Take your pick – there is a long list of names to choose from to describe November 2020, none of them pretty. I nominate Nobetter, or maybe even Nobatter, in any case, it is almost impossible to accept that in four weeks we are supposed to be putting up Christmas decorations. Good grief! The last thing I feel at the moment, on this first week of Lockdown (2) Light in Germany, is Christmassy. Like I said the other day, this whole year feels like one extended Halloween, with ghouls and witches popping out from every nook and cranny, mixed in with urban legends and halfwits trying to convince you that there is nothing wrong. As if the daily horror stories of the latest COVID-19 victims were not enough to scare you, there are political protests, wild elections, murders, escalating social unrest, and the odd natural calamity or two thrown in for good measure.
What has the world come to? There used to be a time when lockdown was meant for those who committed a crime. I want to be a fly on the wall 100 years from now and read what the history books will be telling about the year 2020, and how billions of innocent people were punished with house arrest and restricted movement, and whose only crime was to cough and breathe in a virus that originated from a bunch of bats in an obscure part of the world. It sounds absolutely ridiculous, even to a writer with a very vivid imagination for crime and suspense. This has all the makings of a cheap, low-grade science fiction fantasy horror that no scriptwriter or producer in their right mind would touch. Unfortunately, the fact of the matter is that this is our present day, along with hundreds of thousands displaced people seeking asylum in distant shores, communities who still cook with firewood and gather around the oil lamp at night because there is no electricity in the village. The disparity between the filthy rich of this world and the families who have to take turns eating meals because there is not enough food for everyone is nauseating, if not criminal, and yet, here we are, moaning and groaning about online schooling, zoom meetings, home office, closed gyms and restaurants, and mandatory masks. Why not just issue everyone with hazmats suits and makes us all live inside decontaminated bubbles?
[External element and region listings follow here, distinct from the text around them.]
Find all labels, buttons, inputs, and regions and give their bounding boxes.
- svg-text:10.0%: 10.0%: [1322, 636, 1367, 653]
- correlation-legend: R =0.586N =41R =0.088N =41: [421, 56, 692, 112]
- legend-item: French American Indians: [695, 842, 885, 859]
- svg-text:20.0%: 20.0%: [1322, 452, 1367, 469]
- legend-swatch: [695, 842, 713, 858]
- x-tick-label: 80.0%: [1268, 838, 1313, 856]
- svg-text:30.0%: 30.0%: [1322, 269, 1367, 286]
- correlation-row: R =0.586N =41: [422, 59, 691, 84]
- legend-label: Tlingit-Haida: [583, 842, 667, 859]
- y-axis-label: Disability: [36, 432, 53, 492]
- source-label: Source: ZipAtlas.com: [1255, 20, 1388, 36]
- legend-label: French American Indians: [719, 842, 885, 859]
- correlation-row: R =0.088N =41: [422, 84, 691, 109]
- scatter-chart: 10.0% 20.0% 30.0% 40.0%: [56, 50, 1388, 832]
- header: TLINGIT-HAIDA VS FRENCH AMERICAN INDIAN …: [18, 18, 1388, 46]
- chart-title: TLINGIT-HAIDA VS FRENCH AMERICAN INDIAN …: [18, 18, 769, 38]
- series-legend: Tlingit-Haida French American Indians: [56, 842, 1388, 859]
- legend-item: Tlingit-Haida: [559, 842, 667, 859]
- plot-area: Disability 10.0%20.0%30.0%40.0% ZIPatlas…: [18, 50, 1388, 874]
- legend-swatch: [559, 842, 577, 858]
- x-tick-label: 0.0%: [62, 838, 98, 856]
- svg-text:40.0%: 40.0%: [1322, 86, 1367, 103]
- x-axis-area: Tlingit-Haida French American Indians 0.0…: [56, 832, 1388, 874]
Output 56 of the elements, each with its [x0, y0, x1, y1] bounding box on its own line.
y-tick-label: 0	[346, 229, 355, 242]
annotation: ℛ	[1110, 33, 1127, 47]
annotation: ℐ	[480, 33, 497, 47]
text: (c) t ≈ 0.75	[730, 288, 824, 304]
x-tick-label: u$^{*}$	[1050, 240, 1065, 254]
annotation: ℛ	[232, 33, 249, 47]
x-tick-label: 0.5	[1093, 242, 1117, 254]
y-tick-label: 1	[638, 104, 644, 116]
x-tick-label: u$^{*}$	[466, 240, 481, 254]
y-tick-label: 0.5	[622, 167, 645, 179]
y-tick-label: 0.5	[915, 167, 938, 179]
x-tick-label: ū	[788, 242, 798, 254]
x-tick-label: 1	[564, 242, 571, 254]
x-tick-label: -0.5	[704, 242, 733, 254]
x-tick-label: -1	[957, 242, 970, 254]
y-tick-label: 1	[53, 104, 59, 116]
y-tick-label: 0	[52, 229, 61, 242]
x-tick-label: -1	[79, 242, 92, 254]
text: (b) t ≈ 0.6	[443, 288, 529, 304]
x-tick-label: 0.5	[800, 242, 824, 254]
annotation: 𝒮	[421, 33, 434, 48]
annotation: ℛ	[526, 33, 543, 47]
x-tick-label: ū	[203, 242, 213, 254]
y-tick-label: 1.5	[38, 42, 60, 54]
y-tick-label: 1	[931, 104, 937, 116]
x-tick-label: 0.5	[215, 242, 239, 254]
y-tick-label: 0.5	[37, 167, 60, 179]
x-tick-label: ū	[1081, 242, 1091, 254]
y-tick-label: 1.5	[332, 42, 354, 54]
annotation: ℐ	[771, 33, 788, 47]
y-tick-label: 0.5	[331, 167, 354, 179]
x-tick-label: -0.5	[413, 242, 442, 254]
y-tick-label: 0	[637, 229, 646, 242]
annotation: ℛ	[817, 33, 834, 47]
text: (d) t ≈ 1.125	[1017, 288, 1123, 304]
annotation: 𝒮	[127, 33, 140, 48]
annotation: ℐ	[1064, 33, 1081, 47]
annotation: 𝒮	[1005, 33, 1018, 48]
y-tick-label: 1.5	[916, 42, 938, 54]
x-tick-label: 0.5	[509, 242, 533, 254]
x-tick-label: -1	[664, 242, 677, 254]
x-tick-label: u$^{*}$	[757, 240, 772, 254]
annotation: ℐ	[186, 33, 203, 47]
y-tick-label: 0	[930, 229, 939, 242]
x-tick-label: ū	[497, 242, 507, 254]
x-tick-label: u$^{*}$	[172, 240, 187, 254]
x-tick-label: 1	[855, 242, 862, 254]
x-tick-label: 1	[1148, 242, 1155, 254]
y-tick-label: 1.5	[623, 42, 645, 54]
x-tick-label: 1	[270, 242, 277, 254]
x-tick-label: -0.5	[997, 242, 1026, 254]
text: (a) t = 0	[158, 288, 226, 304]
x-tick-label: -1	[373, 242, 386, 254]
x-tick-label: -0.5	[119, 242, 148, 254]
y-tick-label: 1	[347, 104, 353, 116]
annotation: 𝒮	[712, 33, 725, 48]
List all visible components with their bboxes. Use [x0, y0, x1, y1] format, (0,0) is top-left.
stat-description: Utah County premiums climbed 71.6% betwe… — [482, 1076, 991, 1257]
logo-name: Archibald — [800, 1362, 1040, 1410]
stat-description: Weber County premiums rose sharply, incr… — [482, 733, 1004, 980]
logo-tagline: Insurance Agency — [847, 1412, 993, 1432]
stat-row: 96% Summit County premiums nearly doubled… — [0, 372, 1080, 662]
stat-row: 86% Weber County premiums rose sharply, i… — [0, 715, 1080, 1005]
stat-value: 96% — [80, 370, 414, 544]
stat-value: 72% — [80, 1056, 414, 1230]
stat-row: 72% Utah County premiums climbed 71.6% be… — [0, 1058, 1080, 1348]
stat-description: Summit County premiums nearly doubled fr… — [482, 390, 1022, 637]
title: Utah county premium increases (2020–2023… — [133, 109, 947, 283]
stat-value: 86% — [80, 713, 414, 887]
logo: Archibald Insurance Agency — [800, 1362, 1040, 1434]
Here’s the thing – we have the handbooks and economic theories to eradicate hunger, polio and poverty. Strategies have been developed over the years and we have transitioned from charity work to development cooperation, transforming lives and communities. But this has taken decades to figure out, not to mention endless debates and negotiations both on the political and non-governmental levels. What chance do we have then, as innocent bystanders to a global pandemic that no political leader has yet figured out how to manage properly? There is no foolproof handbook, hell, there is no handbook, and every single leader is flying by the seat of their pants. Damned if they do, and even more damned if they don’t. At the end of the day, we are the damned.
This evening I posted the following photograph on my social media, as part of a larger series called Fragments of a Dream. In this series there is a lot left to the imagination, and very little that is actually in focus and a concrete whole.

The photographs in the collection are either exaggeratedly dark or high key, none of which are intended to depict a scene in an awakened state of mind. This is a work in progress, almost two decades in the making which I have recently re-edited with a new concept. Strangely enough I did all this before the pandemic broke out, and as I looked over the collection this evening, I realised it is a suitable manifestation of my view of the world at the moment.
We are floating around aimlessly, unsure what our reality is. Home has become our office, our prisons, our small oppressive worlds that are no longer the safe havens and refuge that we escape to when the world is going mad. How do we put the fragments back together into a functioning whole?